Damaged, Hungama’s first original show, hence, comes as a breath of fresh air. Not only is the show an absorbing psychological crime drama – a genre that is extremely under-explored in India, but is also the first time that we see a woman playing a serial killer and being well, quite literally, the person of interest. Here we tell you why exactly this show deserves the top spot on your watch list.
Damaged ventures into a territory which is quite bold for a digital show in the country. A story like this could have very well translated into another murder mystery or crime thriller, but the makers have given the show a unique execution.

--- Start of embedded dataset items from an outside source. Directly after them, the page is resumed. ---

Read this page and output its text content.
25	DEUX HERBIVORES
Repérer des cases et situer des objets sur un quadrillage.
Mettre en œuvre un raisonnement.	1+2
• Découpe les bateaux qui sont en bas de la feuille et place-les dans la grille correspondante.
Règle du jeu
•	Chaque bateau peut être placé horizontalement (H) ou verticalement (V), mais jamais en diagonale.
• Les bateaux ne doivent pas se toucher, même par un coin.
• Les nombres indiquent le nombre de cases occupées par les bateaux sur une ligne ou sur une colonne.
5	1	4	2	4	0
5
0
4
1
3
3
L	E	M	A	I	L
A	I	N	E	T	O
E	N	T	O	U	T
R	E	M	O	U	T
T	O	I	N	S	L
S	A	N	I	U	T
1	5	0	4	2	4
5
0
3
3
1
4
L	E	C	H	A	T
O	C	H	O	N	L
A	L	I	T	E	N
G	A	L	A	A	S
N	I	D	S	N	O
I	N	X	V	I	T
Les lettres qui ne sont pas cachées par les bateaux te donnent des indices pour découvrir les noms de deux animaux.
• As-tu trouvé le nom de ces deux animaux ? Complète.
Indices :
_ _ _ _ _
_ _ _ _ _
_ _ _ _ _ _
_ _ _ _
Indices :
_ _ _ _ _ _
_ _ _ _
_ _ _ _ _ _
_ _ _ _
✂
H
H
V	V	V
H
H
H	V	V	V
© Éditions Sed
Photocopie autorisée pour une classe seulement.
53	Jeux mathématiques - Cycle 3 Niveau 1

As a psychological crime drama, it dives into the mind of the serial killer, explains what made her who she is and makes us follow the twists and turns of her life. It makes us see the world through her eyes and gets us to understand her perspective. In terms of freshness and originality, the show emerges triumphant.
Damaged starts where most other murder stories end. We are introduced to Lovina (Amruta Khanvilkar) – an otherwise ordinary woman, someone we think we could be friends with or maybe even fall in love with. And then almost immediately, in one of the most artistically shot murder scenes, we realize we couldn’t be more wrong.
One would think that revealing the identity of the killer so early on in the show could make us lose interest, but instead, it just piques it. Because once the cops get a whiff of the murders, we are served one of the most tactfully written battles of wits between our femme fatale and the cops, led by Abhay (Amit Sial).
An interesting point about the show – nobody in the show is perfect; everybody, including the cops, operates on the fringes of good and evil. Hence, it avoids falling into the clichéd trap of forcing the viewers to take sides.